Chronique|

Gros mots et télétravail

Le bras de fer est engagé entre les 35 000 fonctionnaires de l’Agence du revenu du Canada et le Conseil du Trésor.

CHRONIQUE / Ainsi, 35 000 fonctionnaires de l’Agence du revenu du Canada (ARC) pourraient se donner des votes de grève en pleine période des impôts. Ça promet!


Le président du syndicat des employés de l’ARC, Marc Brière, a l’impression de se faire niaiser par son employeur, avec la complicité de la présidente du Conseil du Trésor, la ministre Mona Fortier.

Au point où M. Brière a sorti de gros mots, la semaine dernière, en entrevue avec mon collègue Antoine Trépanier.



Marc Brière, président du syndicat des employés de l’ARC.

«Tabarnak, s’il faut fermer l’Agence du revenu, on va la fermer. Et si c’est pendant la période de l’impôt, ça sera pendant la période de l’impôt. Et s’ils ne sont pas contents, je m’en câlice», a-t-il lancé.

Si l’on en croit la partie syndicale, c’est l’intransigeance de la partie patronale au sujet du télétravail qui a fait achopper les négociations et une courte tentative de médiation.

La ministre Fortier veut forcer le retour au travail des fonctionnaires en mode hybride, soit l’équivalent de deux à trois jours par semaine au bureau. Le problème, c’est qu’elle a été très vague sur les motivations du gouvernement à imposer un retour en présentiel à ce moment-ci, alors qu’une vague de virus remplit les hôpitaux de patients à pleine pelletée.

Quand on veut imposer un virage important à une organisation, il faut deux choses: d’abord énoncer un objectif clair, crédible, preuves solides à l’appui. Et ensuite prendre le temps de bien expliquer à tout le monde l’importance de se rallier autour des objectifs. Or, dans les deux cas, c’est un échec pour la ministre Fortier, qui avait peu d’explications convaincantes à offrir pour étayer sa décision d’imposer un retour à un mode de travail hybride.



Mona Fortier, présidente du Conseil du Trésor.

Par exemple, pourquoi cette insistance de la ministre à forcer des gens à se côtoyer dans des milieux clos, pas toujours très bien ventilés? Là-dessus, la ministre s’est contentée de dire que son gouvernement suivait les recommandations de la santé publique. Un peu mince comme explication.

Et pourquoi deux à trois jours par semaine? Pourquoi pas une seule journée? Ou quatre? Là-dessus non plus, la ministre n’avait pas d’explications solides à fournir. Sinon que le travail en personne permet des gains impossibles à obtenir en télétravail, comme de bâtir l’esprit d’équipe, la cohésion, la collaboration.
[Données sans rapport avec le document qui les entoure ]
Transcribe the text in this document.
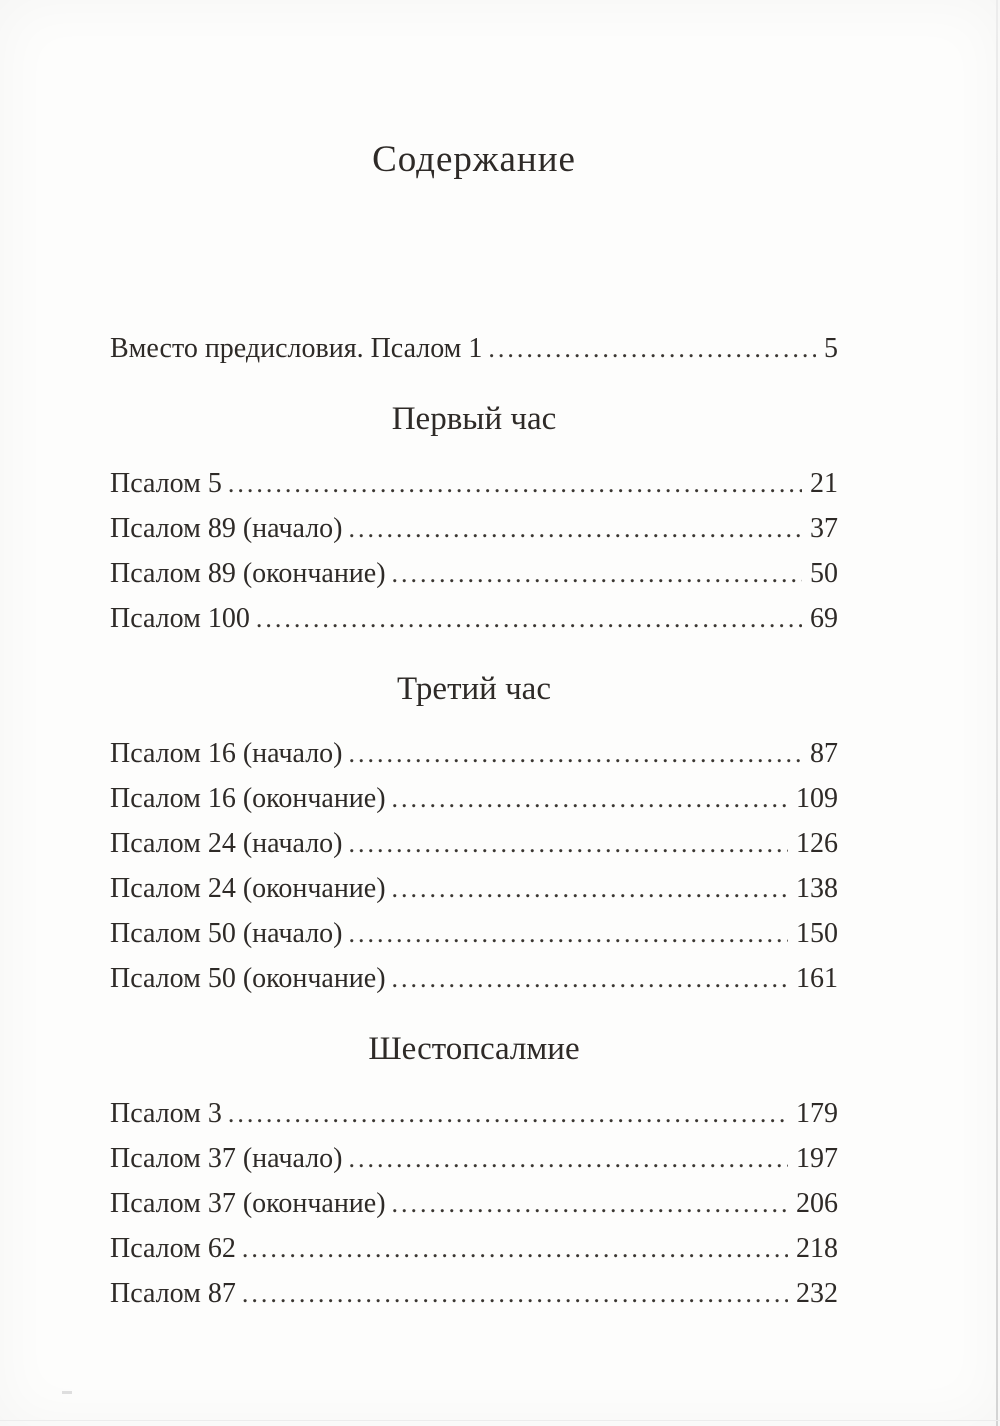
Содержание
Вместо предисловия. Псалом 1 .....	5
Первый час
Псалом 5 .....	21
Псалом 89 (начало) .....	37
Псалом 89 (окончание) .....	50
Псалом 100 .....	69
Третий час
Псалом 16 (начало) .....	87
Псалом 16 (окончание) .....	109
Псалом 24 (начало) .....	126
Псалом 24 (окончание) .....	138
Псалом 50 (начало) .....	150
Псалом 50 (окончание) .....	161
Шестопсалмие
Псалом 3 .....	179
Псалом 37 (начало) .....	197
Псалом 37 (окончание) .....	206
Псалом 62 .....	218
Псалом 87 .....	232
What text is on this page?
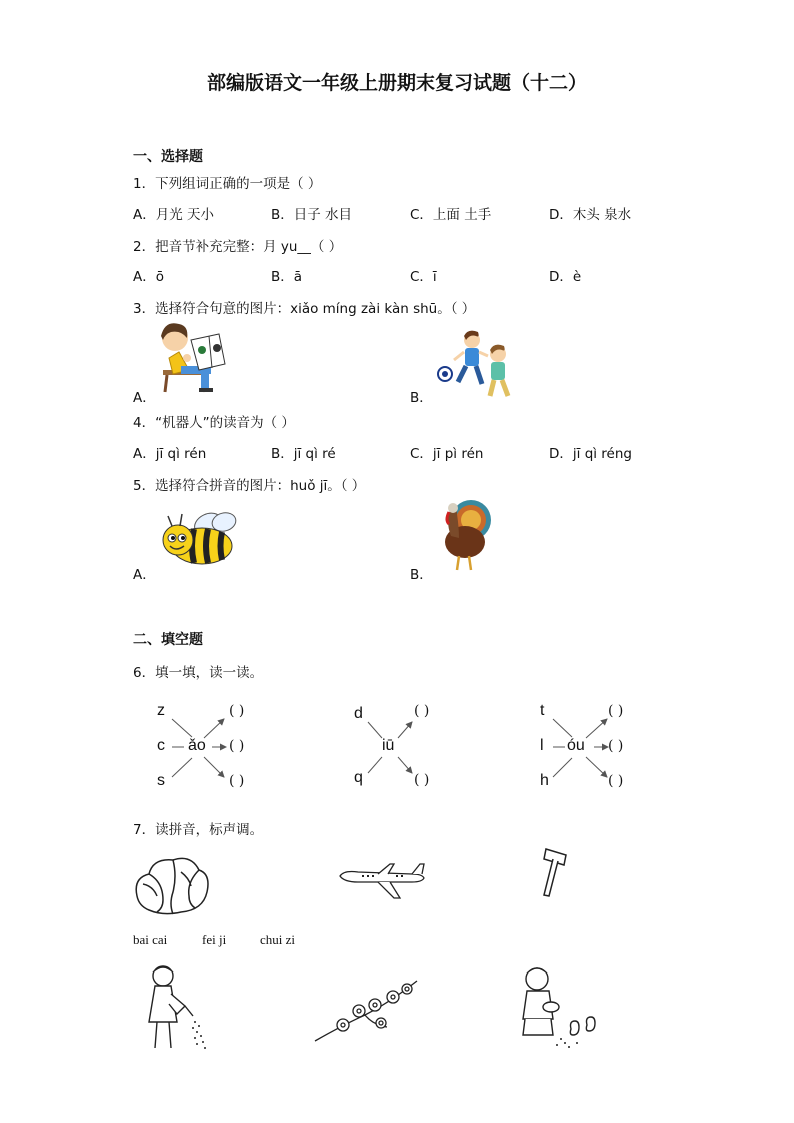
部编版语文一年级上册期末复习试题（十二）
一、选择题
1．下列组词正确的一项是（ ）
A．月光 天小	B．日子 水目	C．上面 土手	D．木头 泉水
2．把音节补充完整：月 yu__（ ）
A．ō	B．ā	C．ī	D．è
3．选择符合句意的图片：xiǎo míng zài kàn shū。（ ）
A．	B．
4．“机器人”的读音为（ ）
A．jī qì rén	B．jī qì ré	C．jī pì rén	D．jī qì réng
5．选择符合拼音的图片：huǒ jī。（ ）
A．	B．
二、填空题
6．填一填，读一读。
z
c
s
ǎo
( )
( )
( )
d
q
iū
( )
( )
t
l
h
óu
( )
( )
( )
7．读拼音，标声调。
bai cai	fei ji	chui zi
C’est vrai, mais pas de manière égale pour tout le monde. Il y a des types de boulots qui se font très bien à distance, comme le soutien informatique. Alors que d’autres tâches se font mieux en présence les uns des autres.

La ministre Fortier souhaite rétablir une certaine équité avec son mode de travail hybride. Mais imposer arbitrairement deux à trois jours en présentiel à tout le monde n’est pas en soi une garantie d’équité.

L’intransigeance de la ministre a mis en furie les syndicats. Marc Brière représente 35 000 fonctionnaires de l’ARC qui travaillent, pour la plupart, à partir de la maison. Et qui y ont pris goût. Ils se trouvent plus efficaces. Ils ont l’impression que leur qualité de vie a grimpé d’un cran. Ils sont moins stressés. La conciliation travail-famille est plus facile…

Bref, les fonctionnaires tiennent au télétravail. Beaucoup.

Et s’il y a un enjeu qui peut les mobiliser contre leur employeur, c’est bien celui-là. La ministre Fortier est venue donner des munitions aux syndicats de fonctionnaires en se montrant intransigeante sur la question du télétravail. En outre, je suis convaincu qu’une bonne partie de la population se reconnaît dans les revendications des fonctionnaires. Surtout dans la région d’Ottawa-Gatineau, où la majorité des gens travaillent pour le fédéral ou bien vivent avec un conjoint qui le fait.

Pas pour rien qu’un Marc Brière, se sent légitimé de sortir les gros mots. Il sait que ses membres sont prêts à sortir dans la rue et à paralyser le gouvernement s’il le faut sur un enjeu comme le télétravail.